Ляля расчесывает волосы. Чтобы сделать хвост, затянуть цветной резинкой. Откуда у нее эта резинка с голубыми и розовыми пластмассовыми кисками — разве она не потерялась давным-давно? И эта дешевенькая куртейка с черными далматинскими пятнышками по белому полю — разве не ее, всю в потеках запекшейся крови и черных разрезах, Женя сунул в полиэтиленовый пакет вместе с этой самой клетчатой юбкой? И если да, то где разрезы и кровь? И сколько раз хотели переодеть Лялю во что-нибудь приличное — почему это так и не удалось?

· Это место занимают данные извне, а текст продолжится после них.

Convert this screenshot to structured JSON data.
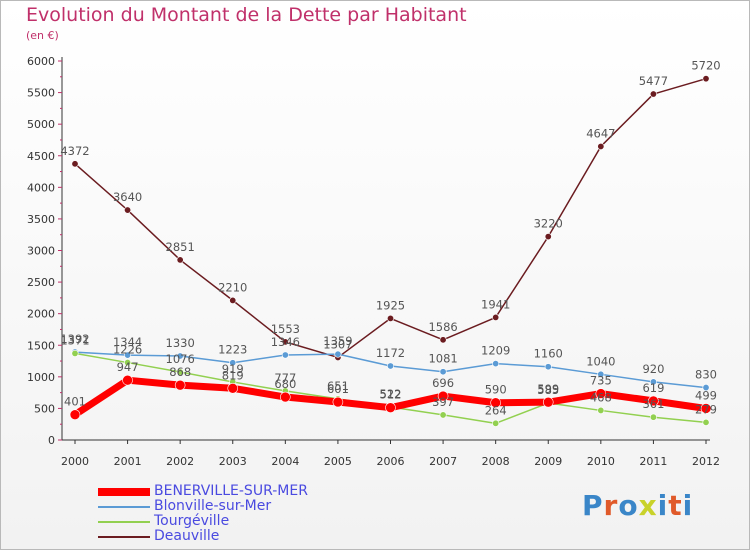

Шурка слушает музыку — плеер за пазухой, «ушки» — в ушах. Как же уцелел этот плеер с треснутой крышкой и как его хозяин умудряется слушать музыку ночами напролет, не меняя батарей? И откуда он берет кассеты? Или ничего этого теперь не надо, а музыка звучит просто внутри замученной Шуркиной души? И, кстати, почему эти его стильные штаны а ля змеиная кожа, треснувшие по всем швам, без «молнии», в крови, точно помню — сейчас такие целые и чистые, как будто… Тоже моментальная фотография живого Корнета? Интересно, каков я сам? О да. Плащ, в котором я был в ту ночь. Растянутый свитер. Сигарета. Как жаль, что я не могу увидеть в зеркало свое потерянное лицо. Любопытно. Мы не меняемся; смерть — это остановка, наше время умерло тоже.